One of the most stand-out and inventive stories is Jennifer Lee Rossman’s “Chen D’Angelo and the Chinese-Italian Dragon.” This story takes place on a generation ship mid-way through its voyage, with its inhabitants getting by through habit; nonetheless, they have lost...something. Chen and her moms have a pizzeria in part of the ship’s Chinatown, but their restaurant is about to close. One of the defining features of the restaurant is its mural of a Chinese-Italian dragon, which gives Chen an idea to save the family business and maybe the spirits of her fellow passengers: with her friend Georgia, they build a dragon costume and concoct an urban legend of a dragon aboard, embellishing the story through social media. Soon the “dragon” is a sensation, and visitors return to the pizzeria. In the end, Chen isn’t sure that they have saved the restaurant, but she is sure that they have recovered some old-fashioned wonder. Joyce Chng’s is another science fictional adventure, but slightly more down to earth: “’Til We Meet Again” is about a yearly dragon-motorcycle race and the budding friendship (and hopefully more), of two of its contestants, the ragtag Meiki and the wealthy Leizhu. Though Meiki ends up taking second-place to Leizhu, the pair agree to see each other again at another race. This story was one I wished could have been longer; though their world is drawn in broad strokes, the charming individuality of both girls shines through, and I’d love to know what happens at their next meet.

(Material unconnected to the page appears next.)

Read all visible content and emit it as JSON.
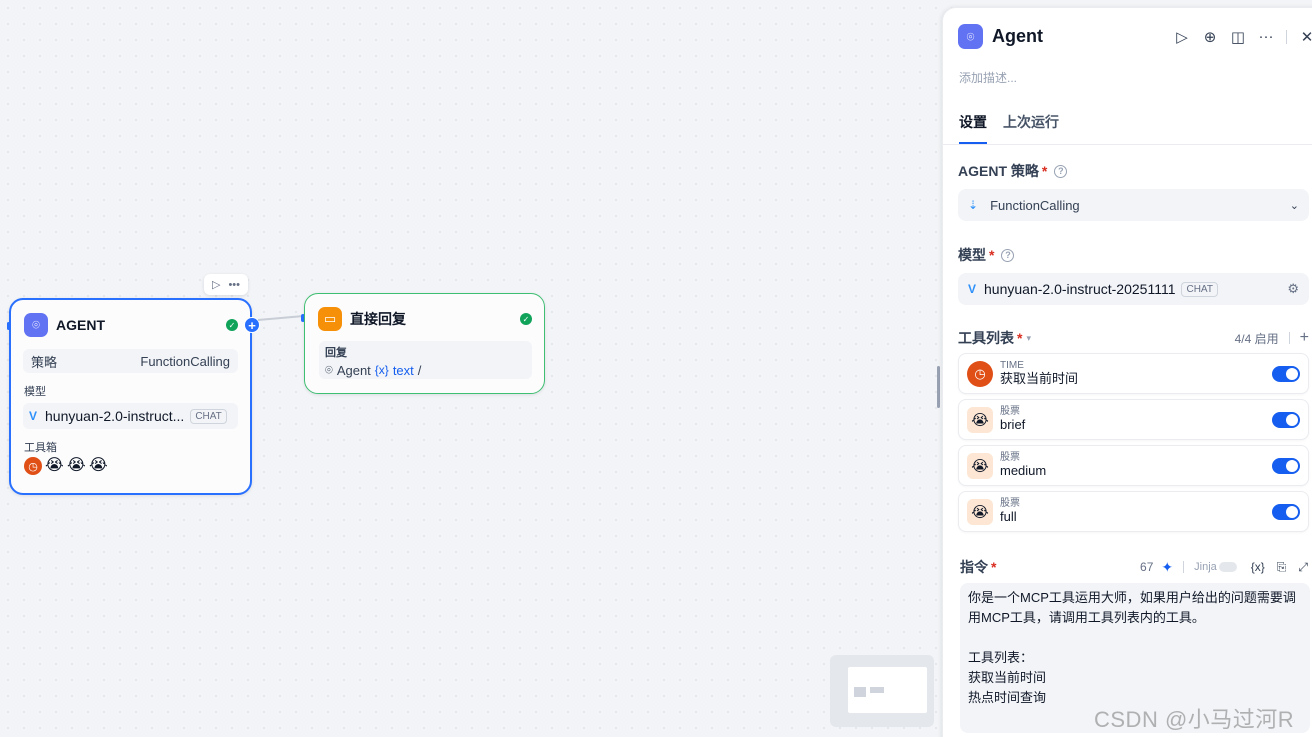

One story, Paul Abbamondi’s “Storing Treasures,” is told as a two-page comic spread. Told with no words or dialogue, it shows a dragon flying with a bicycle who is attacked and pierced by arrows. The dragon makes its way to its home cave, where it meticulously removes the bloody arrows before healing and presenting the bicycle to its child. The sweetness of the story is belied by the shocking, inexplicable violence, and the medieval imagery of the bowmen on a castle is at odds with modern bicycle. And yet: In our too, too violent world, how is this not evocative of every person seen as a “monster” by the mainstream, when in reality they are just another person trying to take care of their family?

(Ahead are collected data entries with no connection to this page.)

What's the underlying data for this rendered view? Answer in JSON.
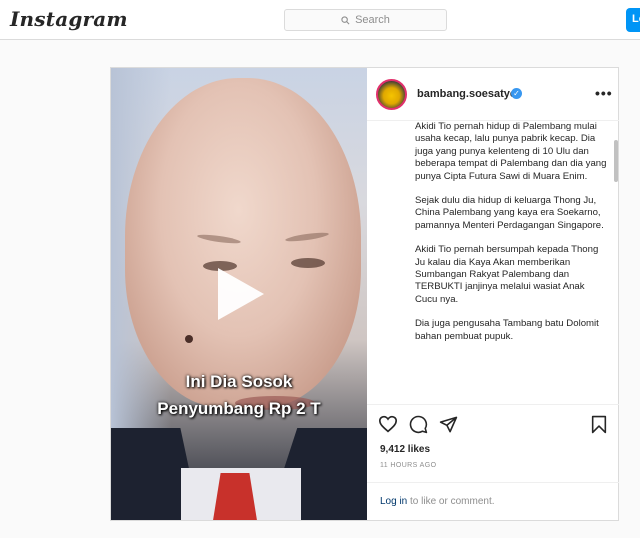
{
  "header": {
    "logo": "Instagram",
    "search_placeholder": "Search",
    "login_label": "Lo"
  },
  "post": {
    "video_overlay": {
      "line1": "Ini Dia Sosok",
      "line2": "Penyumbang Rp 2 T"
    },
    "author": {
      "username": "bambang.soesatyo",
      "verified": true
    },
    "caption_paragraphs": [
      "Akidi Tio pernah hidup di Palembang mulai usaha kecap, lalu punya pabrik kecap. Dia juga yang punya kelenteng di 10 Ulu dan beberapa tempat di Palembang dan dia yang punya Cipta Futura Sawi di Muara Enim.",
      "Sejak dulu dia hidup di keluarga Thong Ju, China Palembang yang kaya era Soekarno, pamannya Menteri Perdagangan Singapore.",
      "Akidi Tio pernah bersumpah kepada Thong Ju kalau dia Kaya Akan memberikan Sumbangan Rakyat Palembang dan TERBUKTI janjinya melalui wasiat Anak Cucu nya.",
      "Dia juga pengusaha Tambang batu Dolomit bahan pembuat pupuk."
    ],
    "likes": "9,412 likes",
    "timestamp": "11 HOURS AGO",
    "comment_prompt": {
      "login_link": "Log in",
      "rest": " to like or comment."
    },
    "icons": [
      "heart-icon",
      "comment-icon",
      "share-icon",
      "bookmark-icon",
      "more-icon",
      "play-icon",
      "search-icon"
    ]
  },
  "colors": {
    "accent": "#0095f6",
    "verified": "#3897f0",
    "link": "#00376b",
    "tie": "#c8312b"
  }
}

As is not uncommon with hyper-focused themed anthologies, the novelty of the prompt of “dragons and bicycles” wore thin over the course of reading; I found it easier to read Dragon Bike over time rather than in longer sessions, though that isn’t how I generally prefer to read for fun. The stories themselves were all well-told and ingenious; many of them would have been individual stand-outs in more varied anthologies, but here they tended to blur a bit—which is a danger of the form and no slight to either the writers or the editor. This was a delightful anthology, and highly recommended for anyone who needs some cheerful reads at the dark of the year.